Gift Giving Drives Social Evolution, Study Reveals

PLOS

New findings provide quantitative criteria for classifying social organizations in human history, together with potential explanatory variables that can be empirically measured for anthropology, history, and archaeology, according to a study published September 3, 2024 in the open-access journal PLOS Complex Systems by Kenji Itao and Kunihiko Kaneko from the University of Tokyo, Japan and Copenhagen University, Denmark (Kaneko) and the RIKEN Center for Brain Science, Japan (Itao).

Human societies have experienced transitions between different types of organizations, including bands, tribes, chiefdoms, and kingdoms. However, quantitative characterizations of the types and mechanisms of transitions have yet to be established. Meanwhile, anthropologists have observed that gift giving is prevalent in traditional societies and that it enhances social status by imposing reciprocal obligations on others.
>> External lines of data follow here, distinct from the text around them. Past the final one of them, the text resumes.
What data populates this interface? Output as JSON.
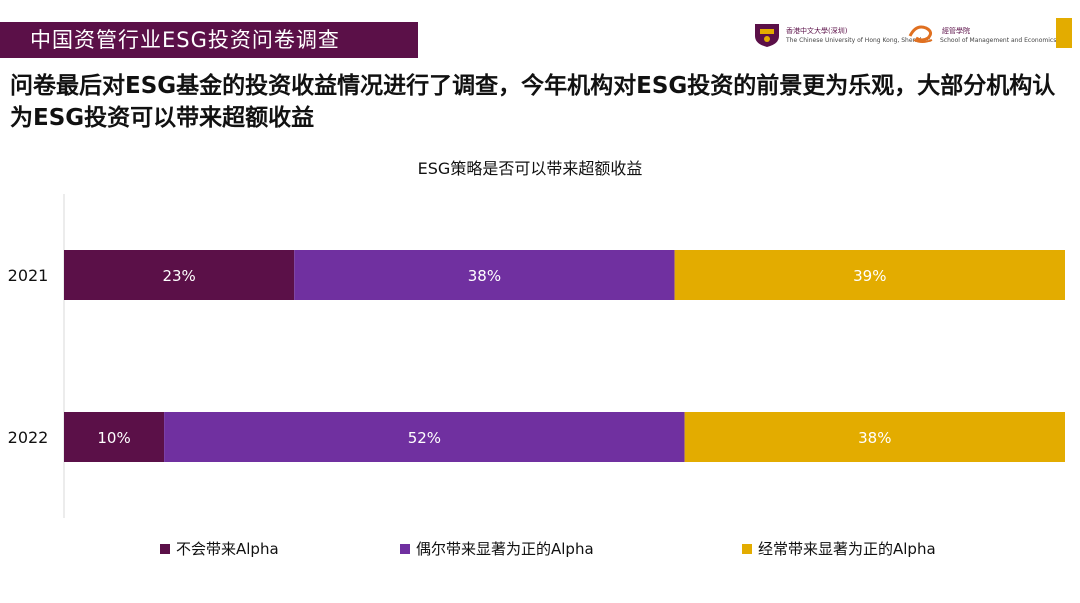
{
  "header": {
    "title": "中国资管行业ESG投资问卷调查"
  },
  "logos": {
    "cuhk_cn": "香港中文大學(深圳)",
    "cuhk_en": "The Chinese University of Hong Kong, Shenzhen",
    "sme_cn": "經管學院",
    "sme_en": "School of Management and Economics"
  },
  "subtitle": "问卷最后对ESG基金的投资收益情况进行了调查，今年机构对ESG投资的前景更为乐观，大部分机构认为ESG投资可以带来超额收益",
  "colors": {
    "series1": "#5b1048",
    "series2": "#7030a0",
    "series3": "#e3ac00",
    "header_bg": "#5b1048"
  },
  "chart_data": {
    "type": "bar",
    "orientation": "horizontal",
    "stacked": true,
    "title": "ESG策略是否可以带来超额收益",
    "categories": [
      "2021",
      "2022"
    ],
    "series": [
      {
        "name": "不会带来Alpha",
        "values": [
          23,
          10
        ],
        "labels": [
          "23%",
          "10%"
        ]
      },
      {
        "name": "偶尔带来显著为正的Alpha",
        "values": [
          38,
          52
        ],
        "labels": [
          "38%",
          "52%"
        ]
      },
      {
        "name": "经常带来显著为正的Alpha",
        "values": [
          39,
          38
        ],
        "labels": [
          "39%",
          "38%"
        ]
      }
    ],
    "xlim": [
      0,
      100
    ],
    "grid": false,
    "legend_position": "bottom"
  }
}
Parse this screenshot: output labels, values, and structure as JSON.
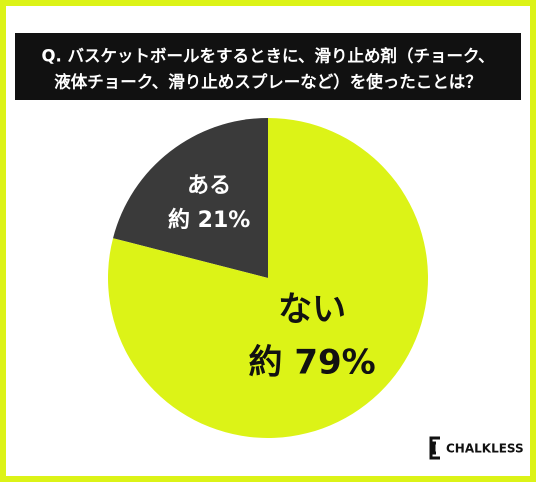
{
  "chart_data": {
    "type": "pie",
    "title": [
      "Q. バスケットボールをするときに、滑り止め剤（チョーク、",
      "液体チョーク、滑り止めスプレーなど）を使ったことは？"
    ],
    "categories": [
      "ある",
      "ない"
    ],
    "values": [
      21,
      79
    ],
    "value_labels": [
      "約 21%",
      "約 79%"
    ],
    "colors": [
      "#3a3a3a",
      "#dcf317"
    ],
    "label_colors": [
      "#ffffff",
      "#111111"
    ],
    "logo": "CHALKLESS"
  }
}
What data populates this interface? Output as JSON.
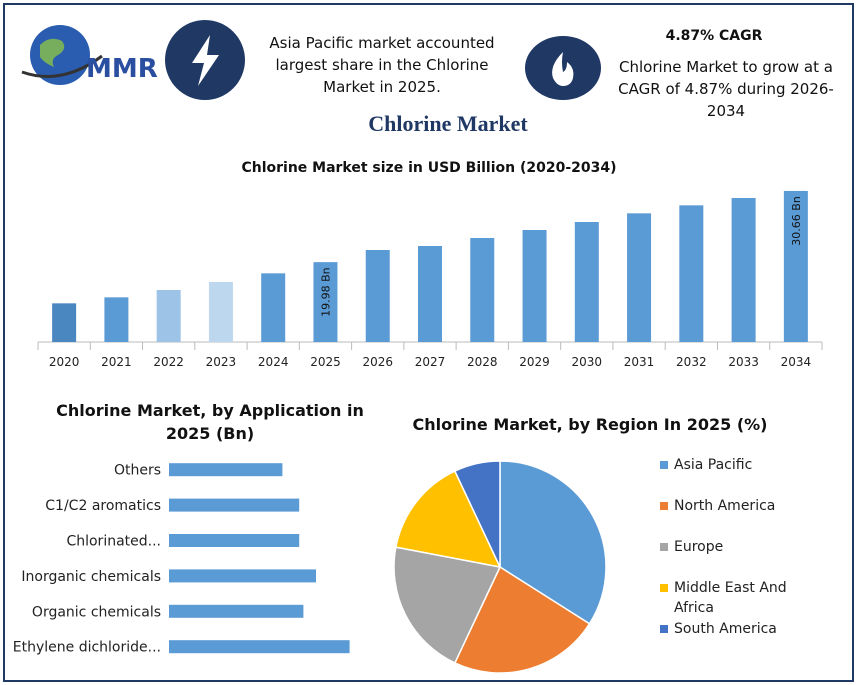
{
  "header": {
    "logo_text": "MMR",
    "highlight_1": "Asia Pacific market accounted largest share in the Chlorine Market in 2025.",
    "cagr_title": "4.87% CAGR",
    "highlight_2": "Chlorine Market to grow at a CAGR of 4.87% during 2026-2034",
    "title": "Chlorine Market"
  },
  "chart_data": [
    {
      "type": "bar",
      "title": "Chlorine Market size in USD Billion (2020-2034)",
      "categories": [
        "2020",
        "2021",
        "2022",
        "2023",
        "2024",
        "2025",
        "2026",
        "2027",
        "2028",
        "2029",
        "2030",
        "2031",
        "2032",
        "2033",
        "2034"
      ],
      "values": [
        13.8,
        14.7,
        15.8,
        17.0,
        18.3,
        19.98,
        21.8,
        22.4,
        23.6,
        24.8,
        26.0,
        27.3,
        28.5,
        29.6,
        30.66
      ],
      "value_labels": [
        null,
        null,
        null,
        null,
        null,
        "19.98 Bn",
        null,
        null,
        null,
        null,
        null,
        null,
        null,
        null,
        "30.66 Bn"
      ],
      "colors": [
        "#4a86c0",
        "#5b9bd5",
        "#9dc3e6",
        "#bdd7ee",
        "#5b9bd5",
        "#5b9bd5",
        "#5b9bd5",
        "#5b9bd5",
        "#5b9bd5",
        "#5b9bd5",
        "#5b9bd5",
        "#5b9bd5",
        "#5b9bd5",
        "#5b9bd5",
        "#5b9bd5"
      ],
      "ylim": [
        8,
        32
      ]
    },
    {
      "type": "bar",
      "orientation": "horizontal",
      "title": "Chlorine Market, by Application in 2025 (Bn)",
      "categories": [
        "Others",
        "C1/C2 aromatics",
        "Chlorinated...",
        "Inorganic chemicals",
        "Organic chemicals",
        "Ethylene dichloride..."
      ],
      "values": [
        2.7,
        3.1,
        3.1,
        3.5,
        3.2,
        4.3
      ],
      "color": "#5b9bd5",
      "xlim": [
        0,
        5
      ]
    },
    {
      "type": "pie",
      "title": "Chlorine Market, by Region In 2025 (%)",
      "categories": [
        "Asia Pacific",
        "North America",
        "Europe",
        "Middle East And Africa",
        "South America"
      ],
      "values": [
        34,
        23,
        21,
        15,
        7
      ],
      "colors": [
        "#5b9bd5",
        "#ed7d31",
        "#a5a5a5",
        "#ffc000",
        "#4472c4"
      ],
      "legend": "right"
    }
  ]
}
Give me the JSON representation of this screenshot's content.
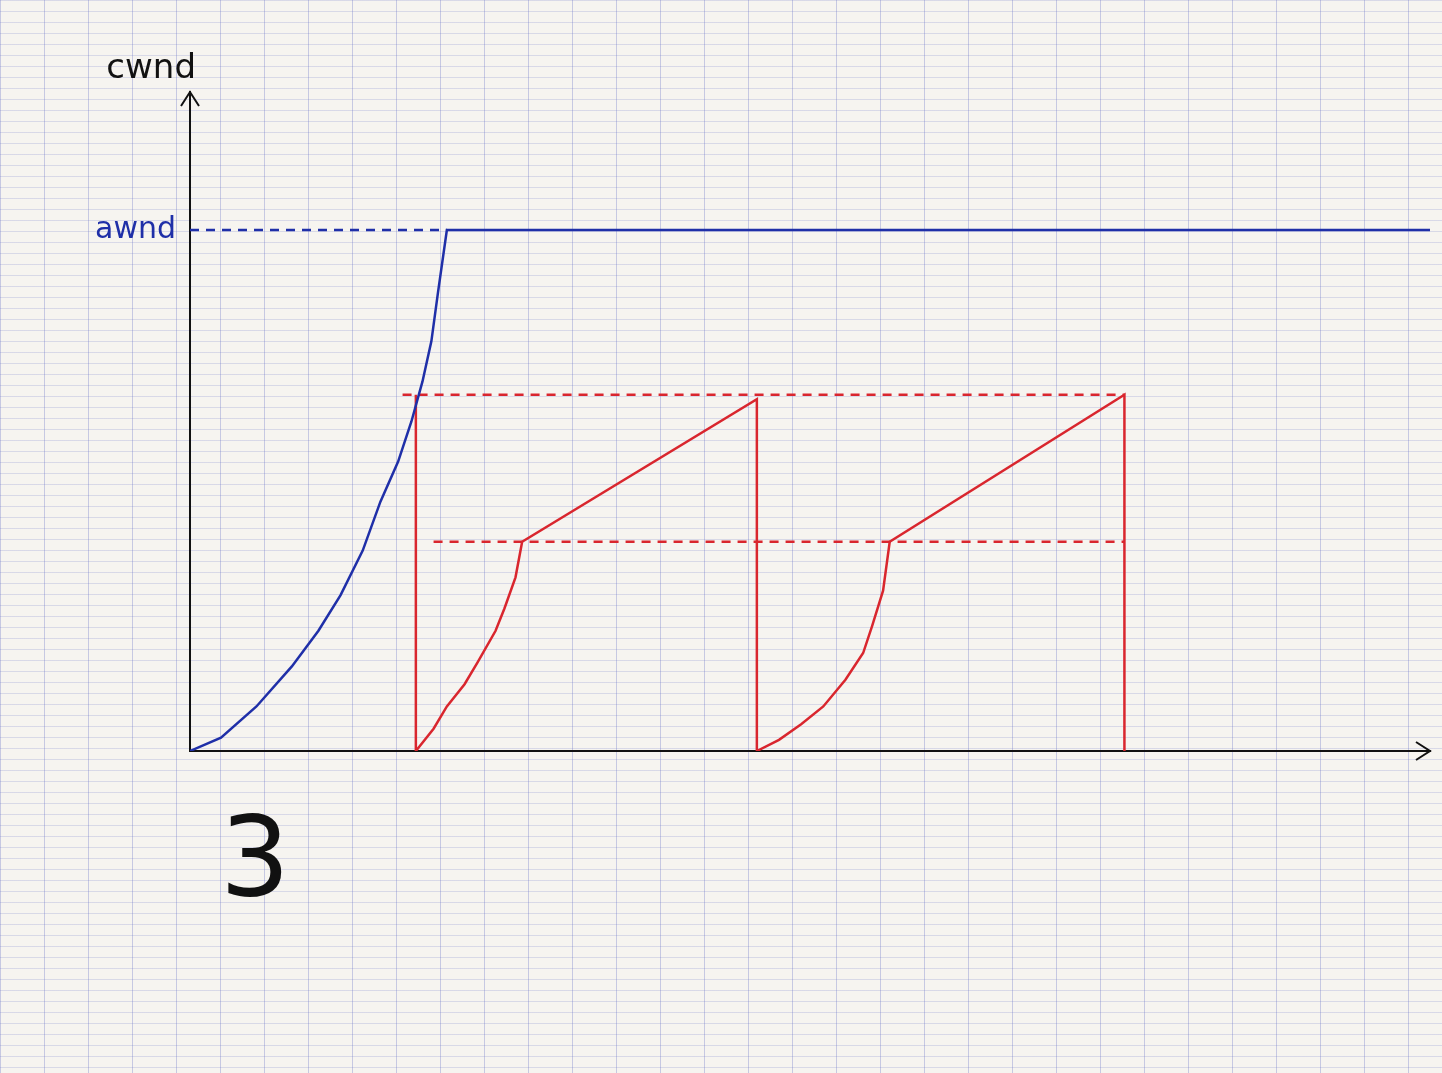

In the new study, Itao and Kaneko present a simple model of competitive gift giving that describes how gifts bring goods to the recipient and honor to the donor, and simulate social change. In particular, the authors demonstrated that competitive gift giving generates socioeconomic disparities characterized by power law distributions of wealth and social reputation.

Numerical simulations revealed transitions between four phases with different distribution shapes of wealth and social reputation. The phases included the band, without economic or social disparities; the tribe, with economic but without social disparities; the chiefdom, with both; and the kingdom, with economic disparity and weak social disparity except for an outlier, namely, the monarch. The emergence of strong disparities was characterized by power law distributions and was attributed to the rich-get-richer process. In contrast, the absence of such a process led to exponential distributions due to random fluctuations. In addition, the phases depended on parameters characterizing the frequency and scale of gift interactions.

In other words, the emergence of several phases of social organizations are quantitatively characterized by the shape of the wealth and reputation score distributions. In the band phase, both distributions are exponential. In the tribe phase, only the wealth distribution obeys a power law. In the chiefdom phase, both distributions are power laws. And in the kingdom phase, the score distribution is exponential for all individuals except the monarch.

Overall, the results demonstrate the emergence of four phases of social organizations characterized by the degrees of economic and social disparities. The study also provides theoretical support for empirical findings that band societies have less economic inequality than do the other classes, that the presence of social inequality distinguishes chiefdoms and kingdoms from the others, and that monarchs are outliers in the distribution. According to the authors, their constructive model, guided by social scientific theory, can provide the basic mechanistic explanation of social evolution and integrate theories of the social sciences.

The authors add: "Gift-giving interactions drive social change. Its frequency and extent determine social organization structures."